The year end holidays are a good time to do it, because it’s hard to setup meetings or otherwise conduct business at this time of year. As I reviewed my 2017 calendar, I was appalled at the amount of time and wasted money I spent last year attending useless meetings where nothing was accomplished aside from all of us pontificating and pushing hot air around the room.
Aside from meetings, I waste an enormous amount of time reviewing the news daily. Most of it is salacious, fake, and biased and as I pondered it, I realized that it accomplishes little more than annoying and depressing me, thus I’m cutting this back to a minimum.
Another big item was “biting off more than I can chew.” I have been mightily distracted with too many disparate projects and I end up doing many things poorly instead of just a few well. I’m determined to be more disciplined and focus like a laser beam on just the few. I recently moved and ended up giving away or throwing away many of my treasures. It was so-o-o-o difficult to do, but it was necessary. The same is true of too many projects. I can only wear so many shirts and I can only work on so many projects.
E-mail and texts have also gotten out of control. I could spend my entire life being a slave to this beast. When I try to get caught up and answer the many thousands of them, it generally initiates a response which creates a never-ending cycle of e-mail hell. I must find a way to combat this too. (Please don’t take this as me not wanting you to respond to Words for the Day I love to read them – good and bad.)
I’m determined to battle these problems in 2018. They are expensive and eat up precious time.

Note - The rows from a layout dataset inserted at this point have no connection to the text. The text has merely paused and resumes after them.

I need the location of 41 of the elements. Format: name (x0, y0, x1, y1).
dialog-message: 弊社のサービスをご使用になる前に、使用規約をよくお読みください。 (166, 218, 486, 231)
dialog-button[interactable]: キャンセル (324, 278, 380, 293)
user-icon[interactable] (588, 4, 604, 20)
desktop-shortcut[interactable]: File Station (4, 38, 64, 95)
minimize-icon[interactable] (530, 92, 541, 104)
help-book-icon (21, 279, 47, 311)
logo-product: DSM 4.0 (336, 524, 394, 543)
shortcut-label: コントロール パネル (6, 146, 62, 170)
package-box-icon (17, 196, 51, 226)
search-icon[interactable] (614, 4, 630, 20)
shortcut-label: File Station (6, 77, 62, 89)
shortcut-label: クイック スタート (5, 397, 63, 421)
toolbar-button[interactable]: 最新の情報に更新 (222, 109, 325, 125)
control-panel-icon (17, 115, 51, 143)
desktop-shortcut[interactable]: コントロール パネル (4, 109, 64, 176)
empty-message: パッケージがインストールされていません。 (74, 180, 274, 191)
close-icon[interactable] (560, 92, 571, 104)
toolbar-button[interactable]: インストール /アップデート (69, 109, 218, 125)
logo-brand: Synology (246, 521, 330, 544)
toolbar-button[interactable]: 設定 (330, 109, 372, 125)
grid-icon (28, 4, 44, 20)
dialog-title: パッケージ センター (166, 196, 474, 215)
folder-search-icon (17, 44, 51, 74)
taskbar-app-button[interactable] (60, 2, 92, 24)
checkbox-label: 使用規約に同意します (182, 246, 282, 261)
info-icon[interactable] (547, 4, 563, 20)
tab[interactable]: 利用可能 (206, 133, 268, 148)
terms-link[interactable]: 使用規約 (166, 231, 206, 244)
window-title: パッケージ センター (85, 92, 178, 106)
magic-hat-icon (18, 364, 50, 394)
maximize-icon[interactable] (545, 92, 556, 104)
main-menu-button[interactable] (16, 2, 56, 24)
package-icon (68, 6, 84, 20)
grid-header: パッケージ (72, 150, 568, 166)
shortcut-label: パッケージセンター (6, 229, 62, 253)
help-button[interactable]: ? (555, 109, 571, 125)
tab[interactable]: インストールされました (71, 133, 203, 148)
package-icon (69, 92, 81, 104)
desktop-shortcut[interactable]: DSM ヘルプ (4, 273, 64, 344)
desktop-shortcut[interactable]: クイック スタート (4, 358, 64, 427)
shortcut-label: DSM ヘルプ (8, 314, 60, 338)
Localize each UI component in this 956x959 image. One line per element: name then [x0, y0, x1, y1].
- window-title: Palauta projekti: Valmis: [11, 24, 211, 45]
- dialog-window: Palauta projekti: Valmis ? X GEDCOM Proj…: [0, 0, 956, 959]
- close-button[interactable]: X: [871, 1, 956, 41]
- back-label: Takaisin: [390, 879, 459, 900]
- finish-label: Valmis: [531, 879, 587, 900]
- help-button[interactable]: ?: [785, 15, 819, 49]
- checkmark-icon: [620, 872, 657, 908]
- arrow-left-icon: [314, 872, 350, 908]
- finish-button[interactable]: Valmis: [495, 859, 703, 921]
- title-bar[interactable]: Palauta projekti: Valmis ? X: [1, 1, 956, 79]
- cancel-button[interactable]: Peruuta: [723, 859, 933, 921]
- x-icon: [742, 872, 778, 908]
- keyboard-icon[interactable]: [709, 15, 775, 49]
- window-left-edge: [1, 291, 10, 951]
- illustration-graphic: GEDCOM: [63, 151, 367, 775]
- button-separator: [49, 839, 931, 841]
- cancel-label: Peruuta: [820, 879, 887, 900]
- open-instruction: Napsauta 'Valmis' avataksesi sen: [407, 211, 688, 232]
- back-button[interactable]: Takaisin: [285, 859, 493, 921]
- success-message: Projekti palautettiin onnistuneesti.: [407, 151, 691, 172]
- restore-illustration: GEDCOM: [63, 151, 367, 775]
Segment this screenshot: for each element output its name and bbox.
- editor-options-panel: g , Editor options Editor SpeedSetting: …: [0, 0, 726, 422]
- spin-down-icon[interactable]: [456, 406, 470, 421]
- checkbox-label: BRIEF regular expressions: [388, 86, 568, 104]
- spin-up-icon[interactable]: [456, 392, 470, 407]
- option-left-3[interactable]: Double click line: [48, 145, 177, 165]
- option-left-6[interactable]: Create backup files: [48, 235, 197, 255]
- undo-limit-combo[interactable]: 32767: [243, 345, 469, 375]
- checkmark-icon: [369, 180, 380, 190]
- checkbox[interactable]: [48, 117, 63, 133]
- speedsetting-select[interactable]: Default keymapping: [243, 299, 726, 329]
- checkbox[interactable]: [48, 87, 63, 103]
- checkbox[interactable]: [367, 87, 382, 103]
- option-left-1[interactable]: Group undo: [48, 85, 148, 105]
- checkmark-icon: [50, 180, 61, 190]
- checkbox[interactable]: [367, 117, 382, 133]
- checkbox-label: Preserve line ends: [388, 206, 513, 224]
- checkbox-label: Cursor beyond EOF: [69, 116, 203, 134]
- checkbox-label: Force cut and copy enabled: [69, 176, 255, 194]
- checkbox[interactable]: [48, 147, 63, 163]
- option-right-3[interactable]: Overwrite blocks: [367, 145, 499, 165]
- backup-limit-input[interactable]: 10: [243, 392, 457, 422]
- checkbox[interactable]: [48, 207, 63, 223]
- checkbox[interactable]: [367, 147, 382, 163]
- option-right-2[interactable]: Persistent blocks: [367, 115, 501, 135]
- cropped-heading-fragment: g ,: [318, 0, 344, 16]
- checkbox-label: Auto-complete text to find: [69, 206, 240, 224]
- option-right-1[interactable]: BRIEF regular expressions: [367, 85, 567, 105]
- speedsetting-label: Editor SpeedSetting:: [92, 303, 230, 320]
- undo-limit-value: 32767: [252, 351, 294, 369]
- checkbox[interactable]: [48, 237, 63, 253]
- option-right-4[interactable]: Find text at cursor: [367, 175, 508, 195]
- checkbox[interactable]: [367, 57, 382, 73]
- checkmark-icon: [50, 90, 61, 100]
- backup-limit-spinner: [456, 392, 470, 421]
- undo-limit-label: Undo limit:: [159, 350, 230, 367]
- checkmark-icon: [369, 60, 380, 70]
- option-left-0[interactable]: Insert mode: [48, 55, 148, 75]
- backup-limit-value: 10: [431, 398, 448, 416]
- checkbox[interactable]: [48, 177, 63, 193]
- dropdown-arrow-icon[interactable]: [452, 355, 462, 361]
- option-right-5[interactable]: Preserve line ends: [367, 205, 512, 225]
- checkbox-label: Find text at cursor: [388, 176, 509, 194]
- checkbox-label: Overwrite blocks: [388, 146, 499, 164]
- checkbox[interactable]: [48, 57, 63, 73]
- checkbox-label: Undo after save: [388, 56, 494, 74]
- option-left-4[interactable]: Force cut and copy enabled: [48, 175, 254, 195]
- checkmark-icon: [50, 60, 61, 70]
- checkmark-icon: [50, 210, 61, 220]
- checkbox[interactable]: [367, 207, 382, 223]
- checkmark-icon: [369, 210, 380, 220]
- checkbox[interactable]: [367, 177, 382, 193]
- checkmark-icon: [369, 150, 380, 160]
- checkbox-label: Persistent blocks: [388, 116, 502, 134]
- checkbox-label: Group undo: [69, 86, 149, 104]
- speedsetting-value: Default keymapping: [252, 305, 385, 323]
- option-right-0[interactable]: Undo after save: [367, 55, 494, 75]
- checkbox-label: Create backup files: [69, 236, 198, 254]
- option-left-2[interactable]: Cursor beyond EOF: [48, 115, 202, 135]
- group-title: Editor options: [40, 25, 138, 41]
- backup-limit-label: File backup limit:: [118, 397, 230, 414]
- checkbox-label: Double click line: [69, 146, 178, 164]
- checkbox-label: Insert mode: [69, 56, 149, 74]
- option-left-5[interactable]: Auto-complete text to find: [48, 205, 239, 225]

As I get older I realize that time is my most prized asset and it is dwindling away with each passing day. Money darn sure cannot buy more of it and nothing can add a single minute or second to my life aside from God’s intervention.
This seems to be lost on younger folks. They envision a big barrel filled with time but with a tiny hole in the bottom of the barrel leaking some out. In their youth they don’t even consider that even big barrels eventually will empty themselves through the tiny hole. When you get down towards the bottom of the barrel like me it becomes noticeable.
Yesterday the managing editor for the Jesus Alliance and her husband attended a funeral for a friend who suddenly died of a massive heart attack. He was in his early forties and seemed to be in excellent health. The barrel ruptured, and his life ended prematurely.
My life could end today, but hey I have goals and a plan. I am determined to work efficiently and guess what? I’m including in my plan some time for enjoyment too. Fishing, hunting, spending time with family and those grandkids. Hopefully this old rusty barrel will hold together through 2018 and even beyond, but if not, I’m looking forward to paradise where the barrel is always full, and no pesky holes can ever steal my time.
2 Peter 3:8
But you must not forget this one thing, dear friends: A day is like a thousand years to the Lord, and a thousand years is like a day.